A firme decisão de cantar eternamente a grandeza de Deus não pode esmorecer diante da tribulação. A vida cristã não se difere de outros estilos de vida porque quem a vive não se depara com o sofrimento humano, mas pelo fato de que a certeza do amor do Senhor nos incita a olhar o mundo de modo profundamente diferente, o que nos leva a superar as nossas dificuldades e a inferir até mesmo um valor ao sofrimento humano.
O Salmista, no Sl 88(89), nos leva a pensar que algum acontecimento trágico “perturba” o povo de Israel, não obstante a isso, em meio a tribulação, apesar dela, deparamo-nos com um canto à misericórdia do Senhor. O problema perturbador pode não estar simplesmente no sofrimento humano em si, mas nas possíveis conclusões que a pergunta sobre a sua origem pode nos levar; tais conclusões podem conduzir à afirmação de que o Senhor não é leal. Assim, o canto à lealdade de Adonai nada mais é que a confissão de fé nas suas promessas.
É fácil cantar a lealdade de Deus quando tudo vai bem; o difícil é cantá-la quando os fatos parecem desmenti-la[1]. O que sustenta este canto é a recordação dos grandes feitos maravilhosos que o Senhor operou no passado – eles nos levam a confirmar a sua grandeza e a dizer que a sua lealdade é tão firme como os céus (cf. Sl 88, 3) – e a conscientização de que o fato de não compreendermos o sofrimento não significa que esteja em Deus a sua origem. Uma desgraça pode até fazer estremecer a aliança estabelecida por Adonai, mas o rompimento da mesma não se fundamenta em pequeninos abalos emocionais; isto nos leva a crer que suas raízes podem estar no esquecimento de que o amor do Senhor é garantido para sempre (cf. Sl 88, 3).

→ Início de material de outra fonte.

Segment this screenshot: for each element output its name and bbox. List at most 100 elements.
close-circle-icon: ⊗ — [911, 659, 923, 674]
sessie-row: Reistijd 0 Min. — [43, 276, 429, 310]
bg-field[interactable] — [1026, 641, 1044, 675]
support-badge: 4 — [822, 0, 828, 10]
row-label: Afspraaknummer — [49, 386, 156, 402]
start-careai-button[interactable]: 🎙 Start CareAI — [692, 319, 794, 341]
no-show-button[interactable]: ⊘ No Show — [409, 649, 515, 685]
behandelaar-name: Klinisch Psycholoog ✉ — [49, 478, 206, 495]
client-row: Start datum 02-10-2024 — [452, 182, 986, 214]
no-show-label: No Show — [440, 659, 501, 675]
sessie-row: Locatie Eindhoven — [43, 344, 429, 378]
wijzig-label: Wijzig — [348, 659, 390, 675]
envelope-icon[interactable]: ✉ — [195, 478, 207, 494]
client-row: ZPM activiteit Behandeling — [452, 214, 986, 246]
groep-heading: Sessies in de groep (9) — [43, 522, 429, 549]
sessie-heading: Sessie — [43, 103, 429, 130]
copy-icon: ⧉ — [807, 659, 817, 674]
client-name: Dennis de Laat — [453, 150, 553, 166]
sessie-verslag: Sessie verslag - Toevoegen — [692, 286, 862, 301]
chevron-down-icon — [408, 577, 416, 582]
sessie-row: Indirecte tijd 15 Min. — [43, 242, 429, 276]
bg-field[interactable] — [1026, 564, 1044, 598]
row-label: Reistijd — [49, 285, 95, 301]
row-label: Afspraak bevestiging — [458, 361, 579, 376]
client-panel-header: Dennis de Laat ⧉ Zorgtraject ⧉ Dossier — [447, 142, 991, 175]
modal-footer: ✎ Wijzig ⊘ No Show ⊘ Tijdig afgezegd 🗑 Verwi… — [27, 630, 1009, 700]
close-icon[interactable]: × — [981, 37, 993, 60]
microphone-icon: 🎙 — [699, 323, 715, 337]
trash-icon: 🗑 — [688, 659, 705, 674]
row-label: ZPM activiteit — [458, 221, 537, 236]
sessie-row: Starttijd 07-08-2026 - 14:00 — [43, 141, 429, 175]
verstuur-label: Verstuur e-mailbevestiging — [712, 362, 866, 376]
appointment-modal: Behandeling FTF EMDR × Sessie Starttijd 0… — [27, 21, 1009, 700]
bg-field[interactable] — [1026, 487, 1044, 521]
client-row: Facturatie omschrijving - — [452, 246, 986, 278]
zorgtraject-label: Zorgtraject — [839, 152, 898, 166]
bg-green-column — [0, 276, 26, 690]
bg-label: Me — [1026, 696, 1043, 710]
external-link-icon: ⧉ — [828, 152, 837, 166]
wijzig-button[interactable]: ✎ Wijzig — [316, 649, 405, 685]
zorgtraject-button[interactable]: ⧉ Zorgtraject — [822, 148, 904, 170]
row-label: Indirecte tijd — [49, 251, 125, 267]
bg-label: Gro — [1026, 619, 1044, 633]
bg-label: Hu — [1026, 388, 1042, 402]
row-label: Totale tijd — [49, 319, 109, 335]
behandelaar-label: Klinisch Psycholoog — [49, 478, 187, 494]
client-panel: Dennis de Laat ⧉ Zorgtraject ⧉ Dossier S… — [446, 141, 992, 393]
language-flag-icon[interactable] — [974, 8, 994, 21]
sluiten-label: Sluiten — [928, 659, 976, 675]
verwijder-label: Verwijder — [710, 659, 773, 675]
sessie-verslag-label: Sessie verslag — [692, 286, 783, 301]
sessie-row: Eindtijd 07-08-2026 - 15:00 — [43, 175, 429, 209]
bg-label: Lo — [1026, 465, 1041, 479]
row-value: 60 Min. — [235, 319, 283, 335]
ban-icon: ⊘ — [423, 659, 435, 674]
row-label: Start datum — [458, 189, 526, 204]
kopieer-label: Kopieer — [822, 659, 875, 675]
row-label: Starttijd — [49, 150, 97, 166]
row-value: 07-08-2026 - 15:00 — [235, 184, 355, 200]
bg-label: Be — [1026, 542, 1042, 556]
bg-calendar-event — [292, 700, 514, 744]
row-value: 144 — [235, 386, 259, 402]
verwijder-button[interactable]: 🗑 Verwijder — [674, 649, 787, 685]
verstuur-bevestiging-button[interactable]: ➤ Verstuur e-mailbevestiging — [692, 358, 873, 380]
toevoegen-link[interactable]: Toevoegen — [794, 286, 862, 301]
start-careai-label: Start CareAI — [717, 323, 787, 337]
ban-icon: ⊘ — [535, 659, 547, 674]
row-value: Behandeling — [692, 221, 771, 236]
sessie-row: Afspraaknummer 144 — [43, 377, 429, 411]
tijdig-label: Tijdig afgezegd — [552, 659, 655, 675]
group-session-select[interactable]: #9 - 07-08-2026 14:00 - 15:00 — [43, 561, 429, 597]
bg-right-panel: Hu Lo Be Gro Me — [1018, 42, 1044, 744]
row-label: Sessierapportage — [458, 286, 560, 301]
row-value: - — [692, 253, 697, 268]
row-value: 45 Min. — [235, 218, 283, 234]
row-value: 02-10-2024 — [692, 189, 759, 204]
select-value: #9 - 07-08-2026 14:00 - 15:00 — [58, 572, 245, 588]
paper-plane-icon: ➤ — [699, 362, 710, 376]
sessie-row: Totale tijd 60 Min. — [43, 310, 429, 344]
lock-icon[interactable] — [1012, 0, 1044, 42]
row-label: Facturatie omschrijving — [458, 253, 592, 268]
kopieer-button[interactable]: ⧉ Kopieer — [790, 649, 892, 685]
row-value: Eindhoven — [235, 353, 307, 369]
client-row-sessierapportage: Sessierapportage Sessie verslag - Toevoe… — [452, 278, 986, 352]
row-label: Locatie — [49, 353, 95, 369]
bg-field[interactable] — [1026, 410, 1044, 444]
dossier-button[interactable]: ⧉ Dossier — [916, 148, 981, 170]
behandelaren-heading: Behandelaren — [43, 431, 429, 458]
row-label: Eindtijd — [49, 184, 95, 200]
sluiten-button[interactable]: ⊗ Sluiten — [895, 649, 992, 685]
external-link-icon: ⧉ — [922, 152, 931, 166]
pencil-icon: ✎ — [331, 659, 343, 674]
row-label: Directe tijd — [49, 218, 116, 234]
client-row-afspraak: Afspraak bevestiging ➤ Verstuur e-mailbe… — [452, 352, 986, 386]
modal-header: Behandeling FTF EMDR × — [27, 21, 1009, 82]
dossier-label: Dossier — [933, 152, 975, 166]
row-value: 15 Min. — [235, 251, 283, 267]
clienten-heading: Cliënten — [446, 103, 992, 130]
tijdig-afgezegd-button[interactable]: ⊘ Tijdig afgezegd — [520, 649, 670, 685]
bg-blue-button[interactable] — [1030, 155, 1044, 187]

Diante disso, deparamo-nos com a necessidade de se manter viva a memória do amor misericordioso de Deus, pois o canto à sua lealdade depende da recordação da experiência que fizemos do mesmo. Em certo sentido, a memória é a condição de possibilidade do descobrimento e conservação da identidade e o modo de se deparar com o passado, conservando-o. Porém, a experiência nos mostra que recordamos coisas que preferíamos esquecer e esquecemos outras que nos interessa recordar; a memória é seletiva e sua capacidade de retenção é limitada. Esta realidade deve nos fazer motivar a nossa memória a salvaguardar aquilo que sustenta a certeza do amor de Deus por nós, pois, somente fundamentados nela poderemos cantar eternamente o seu amor.
[1] Cf. SCHÖKEL, Luís Alonso e CARNITI, Cecília. Salmos II: salmos 73-150. São Paulo: Paulus, 1998, p. 1121-1122.